Although their British facsimile eventually faded, Sahm, Meyers, Barber, Perez, and saxophonist Frank Marin were soon touring America, opening for the Rolling Stones, James Brown, Otis Redding, and the Beach Boys, as well as appearing on television programs like
Hullabaloo
and
Shindig
.

It was around this time that Sahm met Bob Dylan. Bob insisted that he wasn't fooled by Doug's English facade on
Shindig
, and the two men developed a strong affinity thanks to their mutual appreciation for roadhouse blues, country music, and vintage R&B. Like so many others, Dylan would encounter Doug repeatedly over the years.

Meanwhile, the SDQ released more singles, and eventually scored again with a song written by Freddy Fender called “The Rains Came.” Unfortunately, the group's momentum came to a halt after the band was arrested in Corpus Christi for possession of marijuana. Pot laws in Texas were unusually harsh during this time, and the bust did not bode well for the SDQ.

Not to be deterred, Meaux released the band's first full-length LP,
The Best of the Sir Douglas Quintet
, in 1965. The “Best of” title was a confusing claim for an album debut, but Meaux was unsure of the Quintet's future after the pot bust. So unsure, in fact, that he designed a cover shot featuring the band in silhouette in an attempt to extend their
faux
-British mythos. Unfortunately, the anonymous group photo also allowed Meaux to package phony versions of the Quintet for concert appearances while Sahm and the boys were indisposed.

Musician Steve Earle grew up in Texas and he remembered the impact of the real SDQ. “I first became aware of Doug as soon as I started paying attention to music because I'm from San Antonio, and the Quintet were
the
local heroes,” said Earle. “‘She's About a Mover' happened while I was in grade school and I was pretty plugged in to it.

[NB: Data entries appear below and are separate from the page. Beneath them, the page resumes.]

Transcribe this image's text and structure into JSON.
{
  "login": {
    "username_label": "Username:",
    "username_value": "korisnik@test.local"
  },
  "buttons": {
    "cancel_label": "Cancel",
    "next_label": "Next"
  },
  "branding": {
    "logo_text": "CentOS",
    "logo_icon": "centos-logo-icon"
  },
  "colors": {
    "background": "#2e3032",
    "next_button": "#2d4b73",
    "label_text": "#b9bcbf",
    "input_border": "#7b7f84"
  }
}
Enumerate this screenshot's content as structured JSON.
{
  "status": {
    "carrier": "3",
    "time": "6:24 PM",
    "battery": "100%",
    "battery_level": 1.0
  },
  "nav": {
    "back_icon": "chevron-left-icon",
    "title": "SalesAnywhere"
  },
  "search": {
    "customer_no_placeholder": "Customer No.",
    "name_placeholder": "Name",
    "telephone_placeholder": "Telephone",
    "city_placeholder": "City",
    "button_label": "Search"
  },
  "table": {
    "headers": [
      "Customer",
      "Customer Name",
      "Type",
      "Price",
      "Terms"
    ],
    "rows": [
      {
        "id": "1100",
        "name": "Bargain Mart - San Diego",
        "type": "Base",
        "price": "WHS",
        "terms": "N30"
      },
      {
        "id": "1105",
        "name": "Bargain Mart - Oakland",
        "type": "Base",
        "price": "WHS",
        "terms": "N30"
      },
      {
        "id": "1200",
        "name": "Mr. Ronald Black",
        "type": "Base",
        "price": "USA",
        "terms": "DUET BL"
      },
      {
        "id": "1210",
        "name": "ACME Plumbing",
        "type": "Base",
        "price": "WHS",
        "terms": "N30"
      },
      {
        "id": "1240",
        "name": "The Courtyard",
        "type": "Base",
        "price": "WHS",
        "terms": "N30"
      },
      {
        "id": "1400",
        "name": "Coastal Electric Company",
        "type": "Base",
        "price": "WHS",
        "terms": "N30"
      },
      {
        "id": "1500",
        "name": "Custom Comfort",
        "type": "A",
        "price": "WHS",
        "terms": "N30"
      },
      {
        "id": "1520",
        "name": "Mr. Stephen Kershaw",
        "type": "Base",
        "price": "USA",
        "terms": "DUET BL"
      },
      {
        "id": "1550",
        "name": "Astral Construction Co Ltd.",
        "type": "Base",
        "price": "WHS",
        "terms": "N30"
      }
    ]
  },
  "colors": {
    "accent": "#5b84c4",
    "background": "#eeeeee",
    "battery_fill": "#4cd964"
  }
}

In those days, there were local teen shows and the SDQ did all that stuff. Then they moved to California.”

According to Doug, there were only two Texas bands with really long hair in the mid-'60s: Roky Erickson's 13th Floor Elevators and the Sir Douglas Quintet. More or less set up for the bust in Corpus Christi and harassed for his rebel-hippie stance, Doug decided to escape the
repressiveness of San Antonio and moved his family to the more tolerant environs of northern California. Living in Salinas and spending much of his time in San Francisco during the '60s heyday, Sahm immersed himself in the liberated lifestyle of the Haight-Ashbury elite.

“When I met Doug, his little son Shawn walked in while we were talking and Doug handed him a joint,” said Denny Bruce, a producer and manager who went on to run the Takoma record label. “It was the first time I had seen an adult give pot to a kid, and Shawn took a toke and his eyes started spinning. Doug was a real free spirit and probably took advantage of the hippie thing. He liked the notoriety and the acclaim.”

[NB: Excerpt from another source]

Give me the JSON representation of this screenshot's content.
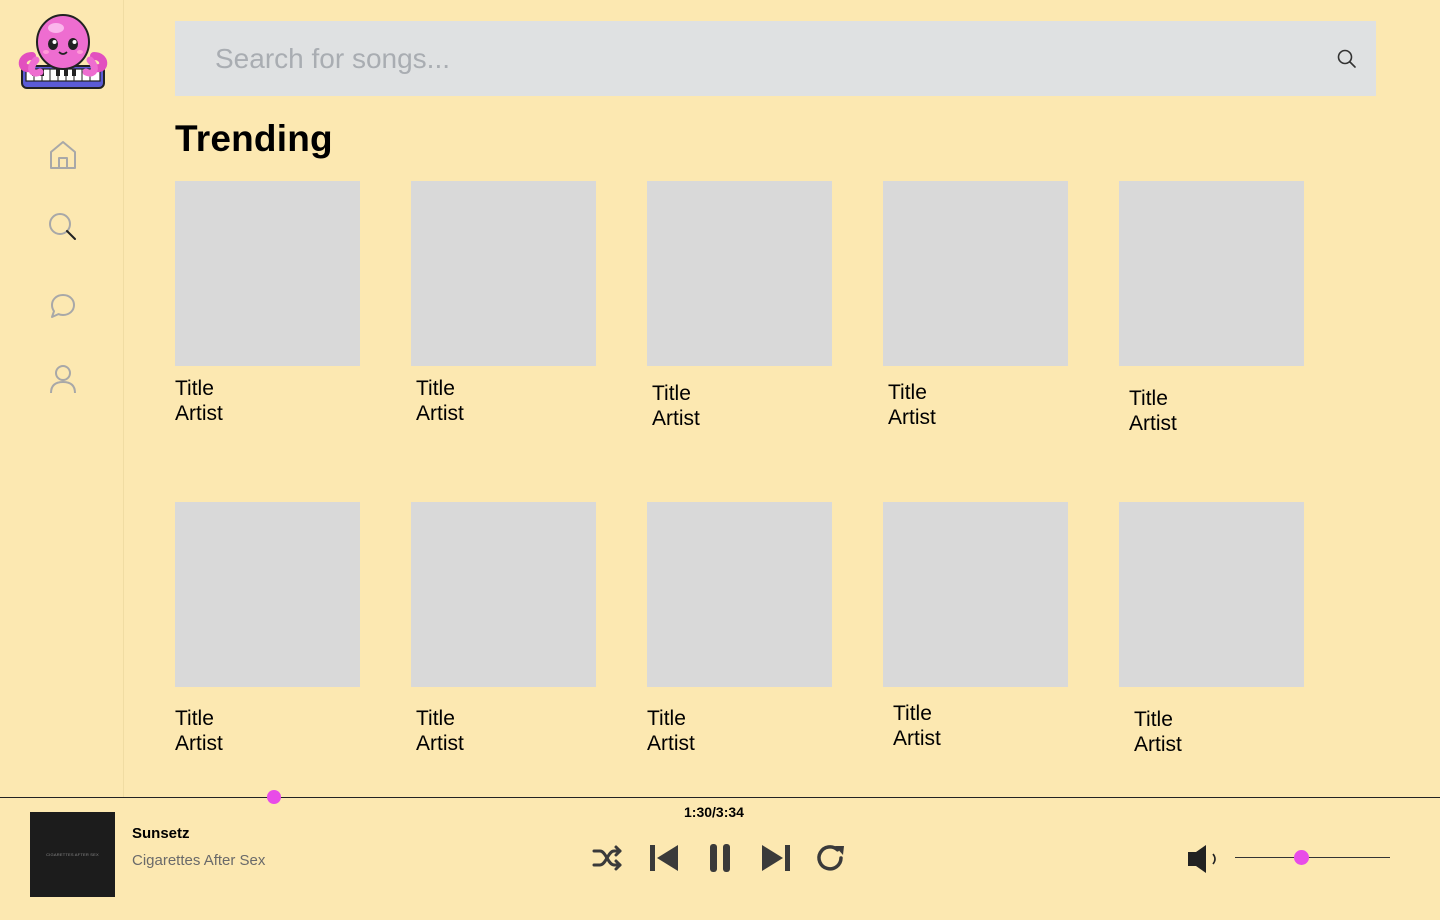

Reforming the Quintet without Meyers (who stayed in Texas), Doug began his most adventurous musical period. Performing at the Fillmore Auditorium and the Avalon Ballroom with the likes of Big Brother & the Holding Company, Quicksilver Messenger Service, and the Grateful Dead, Sahm became close with Jerry Garcia and partied heartily with fellow Texpatriots like Chet Helms and Janis Joplin. To some, Doug's enthusiasm, versatility, and revolutionary ways were more synonymous with San Francisco than many of the rock groups that actually hailed from the Bay Area.

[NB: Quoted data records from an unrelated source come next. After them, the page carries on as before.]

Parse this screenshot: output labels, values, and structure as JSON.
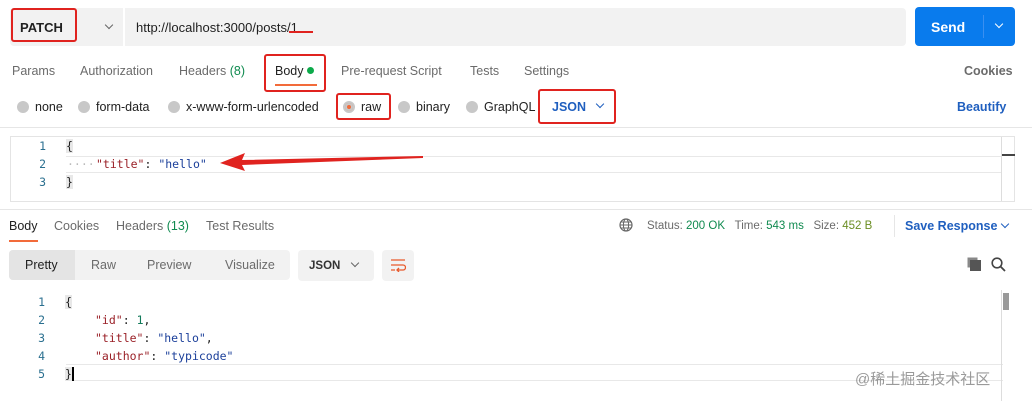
{
  "request": {
    "method": "PATCH",
    "url": "http://localhost:3000/posts/1",
    "send_label": "Send"
  },
  "request_tabs": [
    {
      "label": "Params"
    },
    {
      "label": "Authorization"
    },
    {
      "label": "Headers",
      "count": "(8)"
    },
    {
      "label": "Body"
    },
    {
      "label": "Pre-request Script"
    },
    {
      "label": "Tests"
    },
    {
      "label": "Settings"
    }
  ],
  "cookies_label": "Cookies",
  "body_types": [
    "none",
    "form-data",
    "x-www-form-urlencoded",
    "raw",
    "binary",
    "GraphQL"
  ],
  "body_format": "JSON",
  "beautify_label": "Beautify",
  "request_body": {
    "line_numbers": [
      "1",
      "2",
      "3"
    ],
    "open": "{",
    "key": "\"title\"",
    "value": "\"hello\"",
    "close": "}"
  },
  "response_tabs": [
    {
      "label": "Body"
    },
    {
      "label": "Cookies"
    },
    {
      "label": "Headers",
      "count": "(13)"
    },
    {
      "label": "Test Results"
    }
  ],
  "status": {
    "status_label": "Status:",
    "status_value": "200 OK",
    "time_label": "Time:",
    "time_value": "543 ms",
    "size_label": "Size:",
    "size_value": "452 B"
  },
  "save_response_label": "Save Response",
  "view_modes": [
    "Pretty",
    "Raw",
    "Preview",
    "Visualize"
  ],
  "response_format": "JSON",
  "response_body": {
    "line_numbers": [
      "1",
      "2",
      "3",
      "4",
      "5"
    ],
    "open": "{",
    "id_key": "\"id\"",
    "id_value": "1",
    "title_key": "\"title\"",
    "title_value": "\"hello\"",
    "author_key": "\"author\"",
    "author_value": "\"typicode\"",
    "close": "}"
  },
  "watermark": "@稀土掘金技术社区",
  "colors": {
    "accent": "#097bed",
    "annotation": "#e0231f",
    "active_tab": "#f26b3a",
    "success": "#0f8a4f"
  }
}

Doug flourished in San Francisco, and he was featured on the cover of
Rolling Stone
in 1968 and again in 1971. George Rains was a drummer who had moved from Fort Worth and played with the SDQ during this time. “Doug was such a promoter of San Francisco,” said Rains. “He considered himself a hippie, the whole thing of getting loaded and free love. He felt it was just heaven, and for a musician, it was. That's all he talked about, ‘Man, you gotta go up to San Francisco.'” This type of endorsement would become a familiar refrain for Sahm. As the years rolled on, he'd bless one new “scene” after another, discovering groovy situations in Austin, Amsterdam, and Vancouver (to name a few).